What affects self-esteem in a relationship is what really matters to us. What affects our self-esteem when someone else makes a judgment on us or on our character? What affects self-esteem when we don’t get a chance to hear what someone else has to say about us? What affects self-esteem when we have the “shoe” of someone else hanging on our every word?
When we are talking about the effects of what affects self-esteem in a relationship, it’s really all about how our early childhood experiences impacted our perceptions of who we are and of what we are capable of. We learn through our childhood experiences that we are loved, that we are wanted, that we are smart and that we are worthy of happiness and success. All of those things are false. They are only the beliefs we grow into adulthood under the constant persuasion of our parents, peers, society and religion. Our childhood experiences shape who we are as individuals, as potentials for greatness and as humans.
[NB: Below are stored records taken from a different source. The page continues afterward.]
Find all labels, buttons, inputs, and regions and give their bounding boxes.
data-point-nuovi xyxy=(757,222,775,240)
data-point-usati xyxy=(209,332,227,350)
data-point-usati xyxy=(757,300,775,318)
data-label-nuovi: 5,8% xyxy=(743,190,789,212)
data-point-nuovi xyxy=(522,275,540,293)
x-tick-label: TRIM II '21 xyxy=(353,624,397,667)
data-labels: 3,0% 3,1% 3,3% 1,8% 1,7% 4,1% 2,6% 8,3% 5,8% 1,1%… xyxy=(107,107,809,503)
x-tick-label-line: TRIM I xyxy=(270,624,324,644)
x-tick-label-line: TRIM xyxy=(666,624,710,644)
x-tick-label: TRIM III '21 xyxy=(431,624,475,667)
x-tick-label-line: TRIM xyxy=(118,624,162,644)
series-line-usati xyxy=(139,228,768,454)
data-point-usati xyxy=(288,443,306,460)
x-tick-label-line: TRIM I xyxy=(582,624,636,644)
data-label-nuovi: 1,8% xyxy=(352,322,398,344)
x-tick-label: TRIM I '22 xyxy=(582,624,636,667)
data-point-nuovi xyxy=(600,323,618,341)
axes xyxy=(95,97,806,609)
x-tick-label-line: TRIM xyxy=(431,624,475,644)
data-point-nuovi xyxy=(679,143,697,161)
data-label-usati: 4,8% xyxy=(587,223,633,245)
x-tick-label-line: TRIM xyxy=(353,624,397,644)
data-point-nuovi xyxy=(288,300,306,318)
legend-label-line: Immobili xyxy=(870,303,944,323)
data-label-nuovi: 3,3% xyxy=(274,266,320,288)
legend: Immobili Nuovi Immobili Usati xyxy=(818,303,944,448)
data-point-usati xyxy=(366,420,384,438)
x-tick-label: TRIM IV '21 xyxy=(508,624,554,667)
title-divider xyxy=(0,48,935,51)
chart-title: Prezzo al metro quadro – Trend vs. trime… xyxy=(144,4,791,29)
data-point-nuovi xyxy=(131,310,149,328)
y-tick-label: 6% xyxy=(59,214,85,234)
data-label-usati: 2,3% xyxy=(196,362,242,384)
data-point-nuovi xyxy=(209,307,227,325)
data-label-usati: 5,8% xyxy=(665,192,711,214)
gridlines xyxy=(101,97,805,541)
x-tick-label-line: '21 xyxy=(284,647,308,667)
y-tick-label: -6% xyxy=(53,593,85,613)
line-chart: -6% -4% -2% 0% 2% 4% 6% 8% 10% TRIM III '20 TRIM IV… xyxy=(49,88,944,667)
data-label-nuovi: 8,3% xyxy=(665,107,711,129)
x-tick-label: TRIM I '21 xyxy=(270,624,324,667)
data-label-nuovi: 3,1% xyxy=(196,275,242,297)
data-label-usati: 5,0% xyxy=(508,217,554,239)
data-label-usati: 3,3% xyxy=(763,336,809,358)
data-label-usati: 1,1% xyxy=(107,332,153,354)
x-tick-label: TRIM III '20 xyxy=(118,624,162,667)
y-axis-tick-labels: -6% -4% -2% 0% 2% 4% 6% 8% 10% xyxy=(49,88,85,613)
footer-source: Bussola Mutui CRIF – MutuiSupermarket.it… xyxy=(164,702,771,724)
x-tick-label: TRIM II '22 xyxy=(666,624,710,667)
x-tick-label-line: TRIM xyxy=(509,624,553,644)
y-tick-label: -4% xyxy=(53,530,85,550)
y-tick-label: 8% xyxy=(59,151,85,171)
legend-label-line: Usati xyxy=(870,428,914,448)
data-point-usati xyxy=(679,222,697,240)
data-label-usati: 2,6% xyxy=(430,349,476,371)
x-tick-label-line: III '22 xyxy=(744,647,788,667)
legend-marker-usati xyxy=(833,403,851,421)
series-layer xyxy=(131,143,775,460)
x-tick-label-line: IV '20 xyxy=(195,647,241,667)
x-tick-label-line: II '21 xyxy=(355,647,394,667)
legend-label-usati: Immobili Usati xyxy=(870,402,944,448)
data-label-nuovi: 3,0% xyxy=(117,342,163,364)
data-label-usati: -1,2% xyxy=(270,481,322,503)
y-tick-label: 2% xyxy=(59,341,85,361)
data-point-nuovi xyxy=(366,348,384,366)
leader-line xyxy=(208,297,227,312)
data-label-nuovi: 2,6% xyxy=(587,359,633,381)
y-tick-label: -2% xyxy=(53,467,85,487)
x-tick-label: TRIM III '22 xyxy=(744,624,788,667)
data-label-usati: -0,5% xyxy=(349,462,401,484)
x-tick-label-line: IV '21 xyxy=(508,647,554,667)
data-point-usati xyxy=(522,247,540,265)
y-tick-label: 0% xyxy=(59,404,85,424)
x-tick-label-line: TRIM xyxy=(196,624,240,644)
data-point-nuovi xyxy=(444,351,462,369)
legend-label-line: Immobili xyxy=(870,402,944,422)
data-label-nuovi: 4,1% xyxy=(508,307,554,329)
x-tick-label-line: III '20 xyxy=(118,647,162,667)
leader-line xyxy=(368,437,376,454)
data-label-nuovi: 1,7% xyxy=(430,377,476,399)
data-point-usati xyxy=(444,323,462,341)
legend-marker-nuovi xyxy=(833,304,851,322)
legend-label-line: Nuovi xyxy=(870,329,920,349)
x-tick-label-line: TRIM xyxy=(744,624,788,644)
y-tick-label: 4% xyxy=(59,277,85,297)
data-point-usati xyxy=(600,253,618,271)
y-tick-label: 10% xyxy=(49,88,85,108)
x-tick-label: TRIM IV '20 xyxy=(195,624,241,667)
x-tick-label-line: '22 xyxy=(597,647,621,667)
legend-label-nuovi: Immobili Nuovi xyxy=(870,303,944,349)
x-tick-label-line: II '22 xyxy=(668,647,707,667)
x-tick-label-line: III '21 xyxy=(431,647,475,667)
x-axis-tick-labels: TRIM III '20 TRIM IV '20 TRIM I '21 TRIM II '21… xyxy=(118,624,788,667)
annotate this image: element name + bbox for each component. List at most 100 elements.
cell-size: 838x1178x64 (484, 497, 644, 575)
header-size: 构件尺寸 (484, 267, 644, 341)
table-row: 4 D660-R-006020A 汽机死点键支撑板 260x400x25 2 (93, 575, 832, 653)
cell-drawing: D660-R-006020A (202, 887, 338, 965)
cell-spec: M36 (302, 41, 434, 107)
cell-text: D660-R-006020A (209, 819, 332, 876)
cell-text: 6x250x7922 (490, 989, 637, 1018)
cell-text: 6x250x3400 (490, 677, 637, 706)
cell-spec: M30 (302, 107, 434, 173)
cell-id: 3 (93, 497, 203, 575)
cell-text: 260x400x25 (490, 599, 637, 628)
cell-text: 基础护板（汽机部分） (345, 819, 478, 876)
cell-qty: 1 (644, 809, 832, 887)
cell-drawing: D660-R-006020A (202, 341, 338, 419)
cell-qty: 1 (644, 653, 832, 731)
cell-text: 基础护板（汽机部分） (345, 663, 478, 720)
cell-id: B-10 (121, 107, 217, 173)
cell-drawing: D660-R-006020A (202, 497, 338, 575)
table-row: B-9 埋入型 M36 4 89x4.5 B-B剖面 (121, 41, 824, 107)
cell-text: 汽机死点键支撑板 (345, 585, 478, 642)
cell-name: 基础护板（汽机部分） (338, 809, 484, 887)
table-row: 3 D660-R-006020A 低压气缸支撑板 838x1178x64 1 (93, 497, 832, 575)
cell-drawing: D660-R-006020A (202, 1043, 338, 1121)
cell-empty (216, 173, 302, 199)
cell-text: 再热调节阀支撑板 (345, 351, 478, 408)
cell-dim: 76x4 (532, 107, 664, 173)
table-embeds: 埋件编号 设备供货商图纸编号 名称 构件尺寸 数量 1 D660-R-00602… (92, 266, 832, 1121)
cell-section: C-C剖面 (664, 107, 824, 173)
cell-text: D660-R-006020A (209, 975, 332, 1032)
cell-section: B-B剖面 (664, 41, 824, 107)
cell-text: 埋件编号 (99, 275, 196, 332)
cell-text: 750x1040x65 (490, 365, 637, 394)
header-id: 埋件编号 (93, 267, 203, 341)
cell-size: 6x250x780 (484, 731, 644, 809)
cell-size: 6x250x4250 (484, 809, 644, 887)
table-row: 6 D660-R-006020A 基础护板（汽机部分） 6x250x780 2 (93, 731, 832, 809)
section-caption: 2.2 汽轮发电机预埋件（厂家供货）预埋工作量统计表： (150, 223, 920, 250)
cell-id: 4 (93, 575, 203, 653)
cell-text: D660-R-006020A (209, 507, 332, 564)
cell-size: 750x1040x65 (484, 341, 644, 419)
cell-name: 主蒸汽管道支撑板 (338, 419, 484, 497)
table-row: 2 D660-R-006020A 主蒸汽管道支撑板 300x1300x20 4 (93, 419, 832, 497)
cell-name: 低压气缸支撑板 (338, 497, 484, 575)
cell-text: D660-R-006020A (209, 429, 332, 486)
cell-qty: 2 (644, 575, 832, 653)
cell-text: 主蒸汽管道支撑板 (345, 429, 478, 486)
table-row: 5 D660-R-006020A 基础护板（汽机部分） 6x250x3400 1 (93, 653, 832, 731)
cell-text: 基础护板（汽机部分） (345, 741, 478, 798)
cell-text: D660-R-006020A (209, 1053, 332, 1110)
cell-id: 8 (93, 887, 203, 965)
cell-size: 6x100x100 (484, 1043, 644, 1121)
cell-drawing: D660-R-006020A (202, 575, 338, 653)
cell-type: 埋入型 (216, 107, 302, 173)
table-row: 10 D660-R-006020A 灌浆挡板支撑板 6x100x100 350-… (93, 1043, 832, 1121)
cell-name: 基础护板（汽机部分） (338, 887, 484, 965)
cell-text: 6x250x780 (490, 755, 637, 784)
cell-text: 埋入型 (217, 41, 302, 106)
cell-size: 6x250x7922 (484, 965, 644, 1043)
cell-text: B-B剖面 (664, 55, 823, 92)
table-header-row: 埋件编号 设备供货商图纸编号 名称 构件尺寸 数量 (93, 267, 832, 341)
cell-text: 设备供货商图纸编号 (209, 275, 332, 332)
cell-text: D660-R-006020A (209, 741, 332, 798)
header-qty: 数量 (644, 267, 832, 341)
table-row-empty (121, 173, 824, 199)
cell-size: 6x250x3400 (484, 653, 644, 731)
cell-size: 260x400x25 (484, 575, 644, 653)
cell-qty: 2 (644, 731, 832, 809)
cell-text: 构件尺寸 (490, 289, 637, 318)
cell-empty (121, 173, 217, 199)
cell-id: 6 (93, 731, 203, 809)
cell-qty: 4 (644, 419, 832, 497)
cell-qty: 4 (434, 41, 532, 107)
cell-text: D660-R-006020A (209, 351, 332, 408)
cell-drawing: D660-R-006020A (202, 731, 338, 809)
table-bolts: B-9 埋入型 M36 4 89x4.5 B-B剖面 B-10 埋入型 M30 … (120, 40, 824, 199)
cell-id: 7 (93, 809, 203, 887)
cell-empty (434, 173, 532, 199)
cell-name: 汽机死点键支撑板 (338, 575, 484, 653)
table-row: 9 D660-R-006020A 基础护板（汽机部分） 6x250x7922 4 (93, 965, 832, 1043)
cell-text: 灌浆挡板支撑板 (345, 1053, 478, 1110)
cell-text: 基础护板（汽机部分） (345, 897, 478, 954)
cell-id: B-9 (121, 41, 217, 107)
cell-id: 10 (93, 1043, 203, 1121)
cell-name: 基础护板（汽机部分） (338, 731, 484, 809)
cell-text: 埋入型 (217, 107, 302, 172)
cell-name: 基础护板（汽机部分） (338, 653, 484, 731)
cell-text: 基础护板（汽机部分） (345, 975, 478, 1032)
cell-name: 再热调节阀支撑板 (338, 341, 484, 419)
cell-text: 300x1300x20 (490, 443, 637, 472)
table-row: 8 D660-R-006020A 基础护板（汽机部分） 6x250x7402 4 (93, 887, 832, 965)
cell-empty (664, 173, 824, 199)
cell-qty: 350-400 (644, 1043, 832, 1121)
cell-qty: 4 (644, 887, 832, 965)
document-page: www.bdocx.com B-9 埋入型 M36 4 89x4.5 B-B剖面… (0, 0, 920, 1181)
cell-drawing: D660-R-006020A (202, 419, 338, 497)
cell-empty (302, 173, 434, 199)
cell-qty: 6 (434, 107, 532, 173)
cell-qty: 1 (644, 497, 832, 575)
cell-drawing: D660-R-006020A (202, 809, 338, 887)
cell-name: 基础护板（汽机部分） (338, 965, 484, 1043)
It’s important for our self-esteem to recognize that there is no “good enough” self-image – only the self-image we adopt as adults. What affects self-esteem in a relationship with toxic relationships is that toxic relationship poisons our self-image. Think about it – your toxic relationships have you feeling good about yourself, but not enough to be happy and successful. It’s like wearing sandals – you may feel great on the soles, but the bottom of that sandal is raw, dry and hard. Eventually the sandal crumbles to dust and you’re left feeling even worse about yourself.
What affects self-esteem in a relationship with unsupportive parents can be just as devastating as the sandal with the cracked side. Parents can’t help their children more than they help themselves. They can’t infuse their love, enthusiasm and commitment into their kids; they can’t give them a clear vision of what they want for themselves and they can’t encourage or motivate them to get smarter, more ambitious and to set goals and go after what’s important. So, as kids get older, the messages that their parents speak to them about who they are won’t change.
In short, the “mess” that most children have when it comes to their self-image are generally the result of two things: childhood experiences which shape who they are as individuals and the overall self-esteem messages parents send them about who they are. It’s the cumulative effect of many bad childhood experiences that leaves a young person with low self-esteem. In a toxic environment, there is simply no escape from the poisonous self-talk. What affects self-esteem is the extent to which we are willing to cut ourselves loose from those poisonous conversations.
Childhood experiences that shape who we are as people: It seems to follow a logical order that the more negative we were treated as children, the less likely we are to become adults with high self-esteem and the more likely we are to be less attracted to others because we have been cursed in that environment. If you look at the way the world works today, it’s pretty much obvious that the more we are subjected to negativity, the less we like and respect others. We become less willing to put our self-image and our own needs ahead of the needs of others. Therefore, the more we reject someone because they don’t look like us, the more likely we are to get older with low self-esteem and low self-confidence.
The maturity principle also means that if you have been cursed in childhood, you are unlikely to get smarter, more ambitious or more socially responsible as an adult. This is because in a world where acceptance, empathy, forgiveness and kindness are the norm, we are less inclined to pursue new opportunities and set ourselves up for success by actually taking the chance. Instead, we are much more likely to back away, try to stay safe, or use the threat of violence to get someone to change their mind. Therefore, if we want to get older, and become more mature, it is important that we find a way to develop and enhance the ability to treat others with fairness and care. We need to learn to be good role models, we need to learn how to build better relationships within our families and communities.
Self-esteem and general self-image affect two specific domains of functioning. The first domain is how we feel about our own self-image. The second is related to how we feel about our relationships with others. Overall self-esteem and specific domains of social behaviour and motivation are positively correlated with each other, and there is strong evidence that they will remain that way in future research. Therefore, there is a growing body of evidence that indicates that we are shaped by our early social environments.